Entendendo que a afetividade permeia todas as inter-relações da criança

desde os primeiros momentos de vida, desempenhando um papel fundamental

na constituição e no funcionamento da inteligência, ressaltamos a importância

das instituições escolares para garantia deste processo, sobretudo o educador,

que precisa ter claro a necessidade de “afetar” positivamente seus alunos.
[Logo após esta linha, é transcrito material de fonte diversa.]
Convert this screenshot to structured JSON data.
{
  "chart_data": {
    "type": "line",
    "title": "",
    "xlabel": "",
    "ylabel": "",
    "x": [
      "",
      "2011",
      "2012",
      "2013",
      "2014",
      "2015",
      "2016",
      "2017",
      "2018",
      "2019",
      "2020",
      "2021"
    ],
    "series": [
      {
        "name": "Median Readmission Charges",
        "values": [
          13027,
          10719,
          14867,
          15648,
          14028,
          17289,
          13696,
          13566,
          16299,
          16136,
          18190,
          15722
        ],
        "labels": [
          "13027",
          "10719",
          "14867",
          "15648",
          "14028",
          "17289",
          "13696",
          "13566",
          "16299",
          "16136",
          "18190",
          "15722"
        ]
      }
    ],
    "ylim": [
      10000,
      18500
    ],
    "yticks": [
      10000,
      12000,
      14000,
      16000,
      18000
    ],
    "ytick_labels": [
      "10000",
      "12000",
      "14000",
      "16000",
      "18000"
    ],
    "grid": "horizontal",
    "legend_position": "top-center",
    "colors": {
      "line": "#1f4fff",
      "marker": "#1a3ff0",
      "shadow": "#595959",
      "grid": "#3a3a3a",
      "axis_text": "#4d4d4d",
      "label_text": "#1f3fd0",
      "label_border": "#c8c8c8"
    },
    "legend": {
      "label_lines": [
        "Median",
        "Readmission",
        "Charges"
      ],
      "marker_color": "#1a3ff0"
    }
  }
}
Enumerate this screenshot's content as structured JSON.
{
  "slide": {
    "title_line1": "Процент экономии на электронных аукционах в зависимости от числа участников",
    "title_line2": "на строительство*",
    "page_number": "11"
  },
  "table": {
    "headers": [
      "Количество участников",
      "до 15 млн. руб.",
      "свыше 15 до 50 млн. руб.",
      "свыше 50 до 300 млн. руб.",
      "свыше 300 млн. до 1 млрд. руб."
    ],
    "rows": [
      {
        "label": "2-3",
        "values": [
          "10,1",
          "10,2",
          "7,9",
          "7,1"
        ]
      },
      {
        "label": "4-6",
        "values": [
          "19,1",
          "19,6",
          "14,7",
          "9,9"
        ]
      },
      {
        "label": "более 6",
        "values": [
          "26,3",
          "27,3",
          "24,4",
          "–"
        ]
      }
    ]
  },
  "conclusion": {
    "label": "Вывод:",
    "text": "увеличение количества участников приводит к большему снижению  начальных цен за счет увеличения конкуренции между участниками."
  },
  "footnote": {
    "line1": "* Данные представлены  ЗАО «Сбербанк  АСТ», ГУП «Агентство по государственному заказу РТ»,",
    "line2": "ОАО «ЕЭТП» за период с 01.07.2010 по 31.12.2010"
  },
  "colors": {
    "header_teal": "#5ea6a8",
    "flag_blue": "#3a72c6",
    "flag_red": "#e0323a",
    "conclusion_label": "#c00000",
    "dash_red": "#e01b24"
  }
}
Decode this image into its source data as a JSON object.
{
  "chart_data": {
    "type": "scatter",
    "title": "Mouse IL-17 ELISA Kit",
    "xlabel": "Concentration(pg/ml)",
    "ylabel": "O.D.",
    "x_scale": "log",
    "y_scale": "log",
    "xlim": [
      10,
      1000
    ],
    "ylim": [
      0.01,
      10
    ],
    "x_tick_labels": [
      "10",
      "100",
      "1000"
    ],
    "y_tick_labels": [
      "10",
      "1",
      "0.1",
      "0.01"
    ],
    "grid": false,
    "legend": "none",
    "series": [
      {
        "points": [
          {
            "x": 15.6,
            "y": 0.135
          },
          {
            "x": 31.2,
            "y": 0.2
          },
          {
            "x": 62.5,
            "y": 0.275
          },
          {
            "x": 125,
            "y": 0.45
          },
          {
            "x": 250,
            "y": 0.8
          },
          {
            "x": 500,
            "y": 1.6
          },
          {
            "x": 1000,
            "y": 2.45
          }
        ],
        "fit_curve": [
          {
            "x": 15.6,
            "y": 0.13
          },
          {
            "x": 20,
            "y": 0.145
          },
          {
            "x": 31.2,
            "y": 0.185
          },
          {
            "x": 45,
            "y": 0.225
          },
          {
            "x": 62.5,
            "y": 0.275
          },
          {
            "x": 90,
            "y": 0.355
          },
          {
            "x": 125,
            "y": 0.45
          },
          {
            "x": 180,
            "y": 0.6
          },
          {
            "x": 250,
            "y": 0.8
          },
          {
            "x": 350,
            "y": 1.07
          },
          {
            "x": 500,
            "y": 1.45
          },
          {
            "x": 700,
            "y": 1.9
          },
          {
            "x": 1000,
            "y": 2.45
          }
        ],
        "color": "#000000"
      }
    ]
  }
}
E

assim possibilitar, através de um ambiente aconchegante e afetivo, que as

crianças se envolvam em constantes situações de interação social, veículo

impulsionador de seu desenvolvimento, seja no aspecto cognitivo, afetivo,

motor ou social.

Neste cenário, destacamos a importância do educador ser

comprometido afetivamente para auxiliar no desenvolvimento da criança,

podendo contribuir para seu sucesso ou fracasso na escola, pois é o educador

que media o processo de ensino-aprendizagem, é ele que tem o poder de

estabelecer vínculos afetivos tão profundos e significativos com e entre os

alunos nas atitudes de respeito, em intervenções adequadas, demonstrações

de carinho, escuta e olhar sensível, que pode ensinar-lhes muito.

É de suma importância que as creches, articuladas às políticas públicas,

incorporem de maneira integrada na sua rotina propostas e atividades

pedagógicas que trabalhem conjuntamente a afetividade e a inteligência,

também por meio da ludicidade, no qual o desenvolvimento, a socialização,

constituição das identidades e a construção do conhecimento possam ocorrer.

(BRASIL, 1999).

Afinal é primando pela qualidade da educação e do cuidado oferecido

que a creche passará a ser um real espaço de aprendizagens significativas e

de desenvolvimento, no qual as crianças possam de maneira dinâmica e viva,

construir e ampliar suas capacidades e potencialidades cognitivas, afetivas,

emocionais, corporais, éticas e de inserção social.